Original topic: TIDB SQL执行计划不准确问题

| username: residentevil

[TiDB Usage Environment] Production Environment
[TiDB Version] V7.1.0
[Encountered Problem: Problem Phenomenon and Impact] After just loading data [online data] through DTS, we wanted to start a performance stress test and found that the SQL execution plan was inaccurate, leading to SQL execution times not meeting expectations. After executing analyze table, the execution plan became accurate. What is the situation here? Isn’t TiDB’s statistics collection automatic? I see there are configurations for the analyze rate in TiDB.

| username: tidb菜鸟一只 | Original post link

What are the settings for tidb_auto_analyze_ratio?
What about tidb_auto_analyze_start_time and tidb_auto_analyze_end_time?

| username: residentevil | Original post link

I see that these are all default configurations and haven’t been changed. I understand that the behavior of statistics collection should be automatic, right? Does TiDB have a view to query the last analysis time of a table?

| username: residentevil | Original post link

The sampling rate difference for each table seems quite large, probably less than 50%. As shown above, this is the output of my executed analyze table operation.

| username: h5n1 | Original post link

I see that all the configurations are default and haven’t been changed.
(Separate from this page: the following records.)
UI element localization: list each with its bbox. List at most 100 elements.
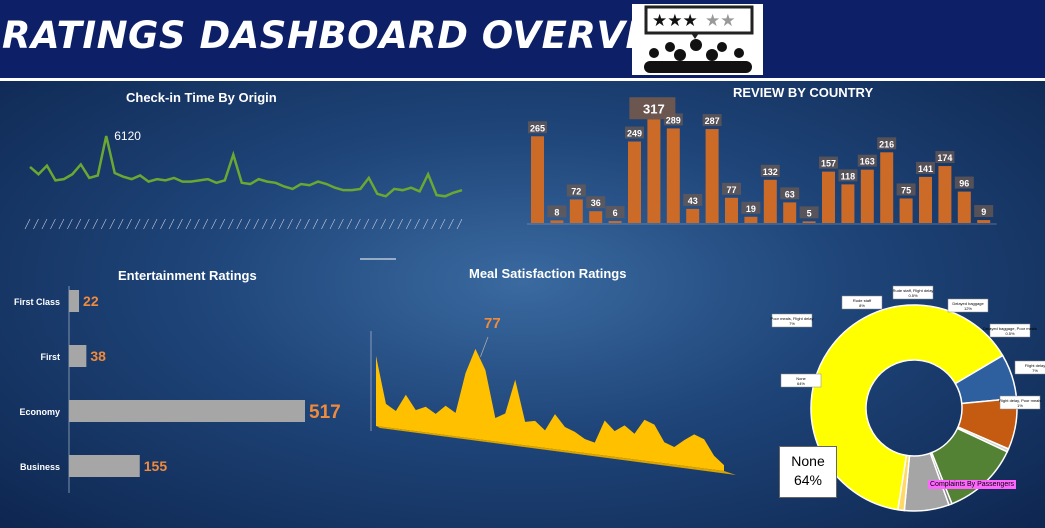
checkin-tick — [287, 218, 293, 230]
checkin-tick — [185, 218, 192, 230]
complaints-callout-pct: 0.5% — [1005, 331, 1015, 336]
checkin-tick — [456, 218, 463, 230]
review-data-label: 265 — [530, 123, 545, 133]
checkin-tick — [84, 218, 90, 230]
review-data-label: 249 — [627, 129, 642, 139]
checkin-tick — [117, 218, 124, 230]
complaints-callout-pct: 64% — [797, 381, 805, 386]
review-bar — [783, 202, 797, 223]
checkin-tick — [67, 218, 73, 230]
review-data-label: 5 — [807, 208, 812, 218]
checkin-tick — [405, 218, 412, 230]
checkin-tick — [278, 218, 285, 230]
checkin-tick — [372, 218, 378, 230]
review-bar — [608, 221, 622, 223]
review-data-label: 72 — [571, 186, 581, 196]
review-bar — [880, 152, 894, 223]
checkin-tick — [363, 218, 370, 230]
checkin-tick — [126, 218, 132, 230]
review-bar — [686, 208, 700, 223]
meal-area-chart: 77 — [370, 315, 736, 475]
checkin-tick — [177, 218, 183, 230]
review-data-label: 287 — [705, 116, 720, 126]
complaints-callout-pct: 7% — [789, 321, 795, 326]
review-bar — [957, 191, 971, 223]
checkin-tick — [219, 218, 226, 230]
review-bar — [647, 119, 661, 223]
review-data-label: 63 — [785, 189, 795, 199]
checkin-tick — [295, 218, 302, 230]
entertainment-value-label: 517 — [309, 402, 341, 423]
entertainment-bar — [69, 400, 305, 422]
meal-peak-label: 77 — [484, 315, 501, 332]
star-rating-icon: ★★★ — [652, 11, 698, 30]
checkin-tick — [143, 218, 149, 230]
donut-callout: None 64% — [779, 446, 837, 498]
review-bar — [919, 176, 932, 223]
entertainment-category-label: Business — [20, 462, 60, 472]
review-bar — [550, 220, 564, 223]
review-data-label: 141 — [918, 164, 933, 174]
entertainment-value-label: 22 — [83, 293, 99, 309]
review-bar-chart: 265 8 72 36 6 249 317289 43 287 77 19 132 63 5 157 118 1… — [527, 97, 997, 225]
complaints-callout-pct: 8% — [859, 303, 865, 308]
donut-callout-label: None — [791, 453, 825, 469]
checkin-tick — [168, 218, 175, 230]
review-data-label: 174 — [937, 153, 952, 163]
review-data-label: 216 — [879, 139, 894, 149]
review-bar — [763, 179, 777, 223]
review-data-label: 132 — [763, 167, 778, 177]
checkin-tick — [160, 218, 166, 230]
review-bar — [860, 169, 874, 223]
checkin-line-chart: 6120 — [24, 129, 463, 260]
review-data-label: 96 — [959, 179, 969, 189]
donut-callout-pct: 64% — [793, 472, 823, 488]
review-bar — [628, 141, 641, 223]
checkin-peak-label: 6120 — [114, 129, 141, 143]
review-bar — [705, 129, 719, 223]
review-bar — [822, 171, 835, 223]
checkin-tick — [109, 218, 115, 230]
review-bar — [531, 136, 544, 223]
checkin-tick — [33, 218, 39, 230]
entertainment-bar — [69, 455, 140, 477]
review-data-label: 75 — [901, 185, 911, 195]
review-bar — [938, 166, 952, 223]
review-data-label: 77 — [726, 185, 736, 195]
charts-svg: 6120 265 8 72 36 6 249 317289 43 287 77 19 132 63 5 15… — [14, 97, 1045, 512]
checkin-tick — [397, 218, 403, 230]
checkin-series-line — [29, 135, 463, 198]
review-bar — [802, 221, 816, 223]
review-bar — [666, 128, 680, 223]
checkin-tick — [414, 218, 420, 230]
review-data-label: 36 — [591, 198, 601, 208]
checkin-tick — [202, 218, 209, 230]
entertainment-value-label: 155 — [144, 458, 168, 474]
entertainment-category-label: First Class — [14, 297, 60, 307]
checkin-tick — [422, 218, 429, 230]
review-bar — [725, 197, 738, 223]
review-data-label: 118 — [841, 171, 856, 181]
checkin-tick — [304, 218, 310, 230]
checkin-tick — [244, 218, 251, 230]
review-data-label: 43 — [688, 196, 698, 206]
checkin-tick — [380, 218, 387, 230]
checkin-tick — [228, 218, 234, 230]
complaints-callout-pct: 7% — [1032, 368, 1038, 373]
review-bar — [977, 220, 991, 223]
ratings-logo: ★★★ ★★ — [632, 4, 763, 75]
checkin-tick — [24, 218, 31, 230]
checkin-tick — [134, 218, 141, 230]
checkin-tick — [92, 218, 99, 230]
checkin-tick — [261, 218, 268, 230]
donut-legend: Complaints By Passengers — [928, 480, 1017, 489]
checkin-tick — [448, 218, 454, 230]
dashboard-header: RATINGS DASHBOARD OVERVIEW — [0, 0, 1045, 81]
checkin-tick — [388, 218, 395, 230]
review-bar — [899, 198, 913, 223]
star-empty-icon: ★★ — [705, 11, 735, 30]
checkin-tick — [100, 218, 107, 230]
review-data-label: 163 — [860, 157, 875, 167]
review-bar — [744, 216, 758, 223]
review-data-label: 289 — [666, 115, 681, 125]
I understand that the behavior of collecting statistics should be automatic, right? Does TiDB have a view to query the last analysis time of a table?

show analyze status

| username: residentevil | Original post link

This command represents the operation of manually triggering the analyze table, right? Is there a system view to check for automatically triggered ones?

| username: xfworld | Original post link

If you’re in a hurry, handle it manually.

There is a significant difference in processing efficiency between automatic collection and manual operation.

| username: residentevil | Original post link

It would be much more serious if the issue of inaccurate execution plans appeared online. :sweat_smile:

| username: h5n1 | Original post link

You can only search for keywords in the tidb.log if you can’t see this.

| username: tidb菜鸟一只 | Original post link

Automatically triggered ones are also included in this.

| username: residentevil | Original post link

I’m observing.

| username: xfworld | Original post link

Totally understand :slightly_smiling_face: :slightly_smiling_face: :slightly_smiling_face:

| username: residentevil | Original post link

How can I save only the most recent 30 records? :sweat_smile:

| username: xfworld | Original post link

Is it a slow query? Or something else?

| username: residentevil | Original post link

The output result of show analyze status, I see that the analyze_status view in the information_schema database also outputs a maximum of 30 records :rofl:

| username: h5n1 | Original post link

Try adding “all” at the end.

| username: residentevil | Original post link

There is no such command, I have tested it.

| username: Z六月星星 | Original post link

If TiDB has executed a large number of inserts or updates and the execution plan is incorrect, try running ANALYZE to update the index statistics.

| username: 有猫万事足 | Original post link

You can check the health of the table’s statistics and roughly estimate the accuracy of the statistics on the table using SHOW STATS_HEALTHY. When modify_count >= row_count, the health is 0; when modify_count < row_count, the health is (1 - modify_count / row_count) * 100.

| username: residentevil | Original post link

A health score of 0 means that the statistics may not be accurate, right?